Sayangnya, semua data ini sering tenggelam. Dalam rapat-rapat perencanaan, bambu jarang dipandang serius. Ia masih dianggap tanaman liar, bukan infrastruktur hijau. Padahal, bila pemerintah mau memberi tempat, bambu bisa jadi benteng ekologis Nusantara: sabuk hijau di pesisir untuk menahan abrasi, pagar alami di perbukitan rawan longsor. Murah, sederhana, sekaligus berbasis alam. Pertanyaan yang terus menggantung, kenapa kita lebih percaya pada beton yang mahal dan mudah rapuh?
Potensinya tak berhenti di ekologi. Secara ekonomi, Indonesia menyimpan lebih dari 160 spesies bambu (LIPI, 2019). Namun hanya sedikit yang masuk pasar global. Pada 2022, nilai ekspor produk bambu Indonesia baru sekitar 9,8 juta dolar AS. Bandingkan dengan Tiongkok yang menembus 2,5 miliar dolar (UN Comtrade, 2022). Ironisnya, di dalam negeri, UMKM berbasis bambu sebenarnya menyerap lebih dari satu juta tenaga kerja (BPS, 2021). Dari kerajinan anyaman, rebung untuk kuliner, sampai alat musik. Tapi rantai nilai itu berhenti di titik paling bawah.
Paradoks pun lahir. Di mata kita sendiri, bambu masih dicap murah dan kampungan. Padahal di luar negeri, ia sudah menjelma menjadi papan laminasi yang lebih kuat dari kayu, bahan bangunan tahan gempa, hingga serat nano-selulosa untuk otomotif dan medis. Jika kebijakan ekonomi diarahkan ke industri hijau, stigma itu bisa runtuh. Bambu bisa melompat menjadi komoditas ekologis global, mengangkat martabat desa sekaligus menguatkan ekonomi nasional.

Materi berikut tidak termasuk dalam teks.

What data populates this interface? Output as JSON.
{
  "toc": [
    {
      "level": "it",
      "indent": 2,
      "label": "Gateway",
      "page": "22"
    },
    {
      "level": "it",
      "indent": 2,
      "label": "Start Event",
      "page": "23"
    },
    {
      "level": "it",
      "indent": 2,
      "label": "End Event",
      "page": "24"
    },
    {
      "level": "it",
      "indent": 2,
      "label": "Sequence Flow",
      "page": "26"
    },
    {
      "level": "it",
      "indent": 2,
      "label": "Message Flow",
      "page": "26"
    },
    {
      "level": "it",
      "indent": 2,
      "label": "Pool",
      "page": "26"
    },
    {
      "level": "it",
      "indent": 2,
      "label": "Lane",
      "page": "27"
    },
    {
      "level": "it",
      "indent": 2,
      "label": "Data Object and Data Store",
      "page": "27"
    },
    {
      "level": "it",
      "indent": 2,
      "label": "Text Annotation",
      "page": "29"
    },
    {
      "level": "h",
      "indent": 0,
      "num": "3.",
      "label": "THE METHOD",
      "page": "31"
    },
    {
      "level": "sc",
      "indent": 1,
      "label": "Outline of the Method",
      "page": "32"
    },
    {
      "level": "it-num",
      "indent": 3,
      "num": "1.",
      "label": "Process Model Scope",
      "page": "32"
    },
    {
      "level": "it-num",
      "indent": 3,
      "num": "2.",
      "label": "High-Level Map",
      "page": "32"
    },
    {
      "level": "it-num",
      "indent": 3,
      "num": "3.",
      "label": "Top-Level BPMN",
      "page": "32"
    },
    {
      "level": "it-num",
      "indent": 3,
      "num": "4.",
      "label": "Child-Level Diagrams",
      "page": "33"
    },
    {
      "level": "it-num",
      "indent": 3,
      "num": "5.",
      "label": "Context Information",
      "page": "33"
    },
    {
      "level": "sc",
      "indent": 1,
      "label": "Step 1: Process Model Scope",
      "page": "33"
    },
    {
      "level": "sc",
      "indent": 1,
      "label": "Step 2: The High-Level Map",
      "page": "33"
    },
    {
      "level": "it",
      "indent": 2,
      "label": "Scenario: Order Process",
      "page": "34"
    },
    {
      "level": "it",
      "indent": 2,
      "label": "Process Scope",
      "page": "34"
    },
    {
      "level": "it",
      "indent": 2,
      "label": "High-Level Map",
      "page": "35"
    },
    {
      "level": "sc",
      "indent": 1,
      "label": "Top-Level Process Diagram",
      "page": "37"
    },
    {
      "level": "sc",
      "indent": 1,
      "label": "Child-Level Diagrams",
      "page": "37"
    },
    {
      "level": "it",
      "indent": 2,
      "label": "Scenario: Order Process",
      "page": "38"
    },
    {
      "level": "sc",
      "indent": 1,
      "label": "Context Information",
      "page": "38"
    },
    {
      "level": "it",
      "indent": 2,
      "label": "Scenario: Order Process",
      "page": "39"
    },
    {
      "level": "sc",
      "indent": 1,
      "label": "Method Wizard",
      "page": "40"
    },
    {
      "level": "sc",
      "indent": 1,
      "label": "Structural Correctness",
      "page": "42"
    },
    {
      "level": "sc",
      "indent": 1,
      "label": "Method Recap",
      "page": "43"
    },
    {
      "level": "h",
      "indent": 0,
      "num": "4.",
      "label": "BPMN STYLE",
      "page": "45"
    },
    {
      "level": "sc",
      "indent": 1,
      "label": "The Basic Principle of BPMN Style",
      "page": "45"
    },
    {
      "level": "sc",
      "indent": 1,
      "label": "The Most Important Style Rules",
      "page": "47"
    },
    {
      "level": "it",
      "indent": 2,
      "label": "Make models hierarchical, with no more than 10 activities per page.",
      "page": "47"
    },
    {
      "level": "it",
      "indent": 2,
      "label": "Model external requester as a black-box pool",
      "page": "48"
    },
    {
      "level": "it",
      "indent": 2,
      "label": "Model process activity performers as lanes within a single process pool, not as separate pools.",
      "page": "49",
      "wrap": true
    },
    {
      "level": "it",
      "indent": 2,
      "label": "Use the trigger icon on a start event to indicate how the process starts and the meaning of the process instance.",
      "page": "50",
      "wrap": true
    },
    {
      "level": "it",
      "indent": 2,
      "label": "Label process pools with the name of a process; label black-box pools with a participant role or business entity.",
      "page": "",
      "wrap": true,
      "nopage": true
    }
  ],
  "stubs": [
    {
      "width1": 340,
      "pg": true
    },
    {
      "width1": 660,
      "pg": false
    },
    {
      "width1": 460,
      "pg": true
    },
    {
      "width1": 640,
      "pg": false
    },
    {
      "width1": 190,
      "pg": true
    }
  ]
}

Lebih dalam lagi, bambu hidup di dalam ingatan kolektif Nusantara. Rumah-rumah bambu di Jawa sudah lama terbukti lentur menghadapi gempa. Di Bali, penjor bambu yang menjulang bukan sekadar hiasan, tapi simbol hubungan manusia dengan alam dan para dewa. Di desa, cara menebang bambu diatur oleh kalender bulan, agar terhindar dari hama. Semua itu adalah pengetahuan ekologis dalam bahasa budaya, warisan teknologi tradisional yang terbentuk dari pengalaman panjang.
Namun, kearifan ini perlahan surut. Baja ringan menggantikan dinding bambu, plastik menyingkirkan anyaman, dan logika pasar modern meremehkan bambu sebagai tanda keterbelakangan. Padahal, bila dihidupkan kembali, pengetahuan lokal bisa menjadi fondasi inovasi hari ini. Bambu bukan sekadar bahan, melainkan identitas, bahkan simbol keberlanjutan.
Karena itu, arah kebijakan pelestarian bambu mestinya berdiri di atas tiga kaki. Pertama, mengakuinya sebagai infrastruktur ekologis, masuk ke tata ruang, wajib dalam rehabilitasi DAS, hingga jadi buffer zone kawasan rawan bencana. Kedua, membangun rantai nilai yang adil, panen berbasis lanskap, dikelola koperasi, hasil kembali ke masyarakat. Ketiga, merevitalisasi budaya bambu, agar generasi muda melihatnya bukan sekadar kenangan masa lalu, tapi inspirasi masa depan.